O Relatório de Segurança Interna 2007 afirma isso mesmo, apresenta-se como um repositório das acções desenvolvidas por todas as forças policiais em que o dado mais importante, acaba por ser a contabilidade de todos os crimes que foram reportados nesse ano às autoridades. Nesse aspecto, as noticias são boas: foram participados 391.611 crimes à GNR, PSP e PJ, apenas mais 526 que no ano de 2006.
Regista-se, pois, uma tendência de estagnação na criminalidade que, no entanto, não traduz a realidade, como aliás assume o próprio Gabinete Coordenador de Segurança. “É um relatório, e como tal, reporta, não deve perspectivar para além daquilo que deve ser feito”, refere o general Leonel Carvalho, que acrescenta que “é um documento passível de melhoria, mas creio que já corresponde à sua finalidade, é um reportório muito grande com toda a criminalidade, além disso, faz uma análise quer no aspecto global, quer nas apreciações sectoriais das forças e serviços de segurança e por isso parece-me que é um documento muito útil em termos de definição de políticas internas das forças de segurança”.
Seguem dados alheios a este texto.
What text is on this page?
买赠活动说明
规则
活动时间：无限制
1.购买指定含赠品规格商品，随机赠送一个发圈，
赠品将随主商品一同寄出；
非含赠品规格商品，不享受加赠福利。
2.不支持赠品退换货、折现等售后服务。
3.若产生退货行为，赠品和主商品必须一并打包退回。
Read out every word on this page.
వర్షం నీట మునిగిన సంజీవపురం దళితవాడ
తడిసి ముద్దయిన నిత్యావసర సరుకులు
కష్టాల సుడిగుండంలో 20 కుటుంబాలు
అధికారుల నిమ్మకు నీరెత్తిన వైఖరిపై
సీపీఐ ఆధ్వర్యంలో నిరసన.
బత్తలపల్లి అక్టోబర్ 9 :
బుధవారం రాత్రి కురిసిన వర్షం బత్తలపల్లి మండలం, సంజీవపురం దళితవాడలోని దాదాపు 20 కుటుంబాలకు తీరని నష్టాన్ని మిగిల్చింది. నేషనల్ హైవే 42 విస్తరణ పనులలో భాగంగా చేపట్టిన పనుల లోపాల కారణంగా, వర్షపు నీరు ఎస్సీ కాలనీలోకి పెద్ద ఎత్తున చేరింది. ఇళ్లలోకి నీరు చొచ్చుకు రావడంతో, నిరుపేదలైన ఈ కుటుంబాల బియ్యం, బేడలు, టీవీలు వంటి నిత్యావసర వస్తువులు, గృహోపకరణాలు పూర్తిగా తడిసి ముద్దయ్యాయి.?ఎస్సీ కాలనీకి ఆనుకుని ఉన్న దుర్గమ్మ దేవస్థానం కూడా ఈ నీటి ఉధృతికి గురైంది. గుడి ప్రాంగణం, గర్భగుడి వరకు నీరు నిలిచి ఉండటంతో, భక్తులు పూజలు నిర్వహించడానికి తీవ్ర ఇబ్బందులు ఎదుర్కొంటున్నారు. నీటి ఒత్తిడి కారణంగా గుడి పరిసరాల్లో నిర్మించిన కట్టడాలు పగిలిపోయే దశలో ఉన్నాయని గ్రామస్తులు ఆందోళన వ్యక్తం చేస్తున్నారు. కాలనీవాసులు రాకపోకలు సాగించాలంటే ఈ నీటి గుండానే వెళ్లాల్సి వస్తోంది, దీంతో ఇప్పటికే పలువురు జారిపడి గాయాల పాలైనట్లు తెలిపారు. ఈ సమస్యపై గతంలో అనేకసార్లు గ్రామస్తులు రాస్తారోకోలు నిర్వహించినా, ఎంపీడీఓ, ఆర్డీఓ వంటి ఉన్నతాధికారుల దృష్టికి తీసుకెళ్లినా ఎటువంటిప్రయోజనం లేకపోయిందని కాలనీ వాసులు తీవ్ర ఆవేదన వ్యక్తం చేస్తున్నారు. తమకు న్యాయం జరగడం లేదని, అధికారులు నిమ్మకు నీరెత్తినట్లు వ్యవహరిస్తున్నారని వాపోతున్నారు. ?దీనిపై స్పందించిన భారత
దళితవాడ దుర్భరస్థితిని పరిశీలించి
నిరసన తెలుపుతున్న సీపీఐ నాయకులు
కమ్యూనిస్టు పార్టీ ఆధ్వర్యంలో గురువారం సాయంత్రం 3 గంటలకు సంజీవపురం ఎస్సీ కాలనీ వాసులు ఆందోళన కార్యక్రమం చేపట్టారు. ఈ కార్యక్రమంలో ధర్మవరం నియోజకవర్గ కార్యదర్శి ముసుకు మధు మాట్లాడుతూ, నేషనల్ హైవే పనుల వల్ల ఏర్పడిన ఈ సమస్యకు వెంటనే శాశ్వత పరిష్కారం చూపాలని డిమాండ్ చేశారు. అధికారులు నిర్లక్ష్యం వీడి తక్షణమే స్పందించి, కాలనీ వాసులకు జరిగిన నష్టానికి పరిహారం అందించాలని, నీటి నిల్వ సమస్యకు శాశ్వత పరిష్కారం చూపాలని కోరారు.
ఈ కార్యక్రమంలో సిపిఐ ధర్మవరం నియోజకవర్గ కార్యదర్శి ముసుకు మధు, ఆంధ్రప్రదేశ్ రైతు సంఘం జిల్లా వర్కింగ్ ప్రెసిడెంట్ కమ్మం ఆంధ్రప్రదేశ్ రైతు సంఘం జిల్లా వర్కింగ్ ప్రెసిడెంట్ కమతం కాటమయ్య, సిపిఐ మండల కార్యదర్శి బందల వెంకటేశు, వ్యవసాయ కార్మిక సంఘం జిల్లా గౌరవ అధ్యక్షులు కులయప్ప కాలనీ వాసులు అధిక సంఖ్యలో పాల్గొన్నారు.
A Comissão de Assuntos Constitucionais, Direitos, Liberdades e Garantias, da Assembleia da República, que analisou o documento de 350 páginas, faz a seguinte reflexão: “O presente relatório, tal como os anteriores, faz uma compilação estatística dos crimes enquadrando-os qualitativamente na tipificação legalmente prevista. Não sendo uma crítica, mas antes uma reflexão, tendo em consideração a assumida – e notória – alteração da complexidade criminal a que temos assistido nos últimos tempos, em nossa opinião, o relatório deveria abordar este fenómeno de uma forma mais detalhada”.
O fenómeno a que se referem os deputados é a “frequente discrepância entre os números e a tendência evolutiva da criminalidade participada” e os “índices do sentimento de insegurança de uma sociedade”.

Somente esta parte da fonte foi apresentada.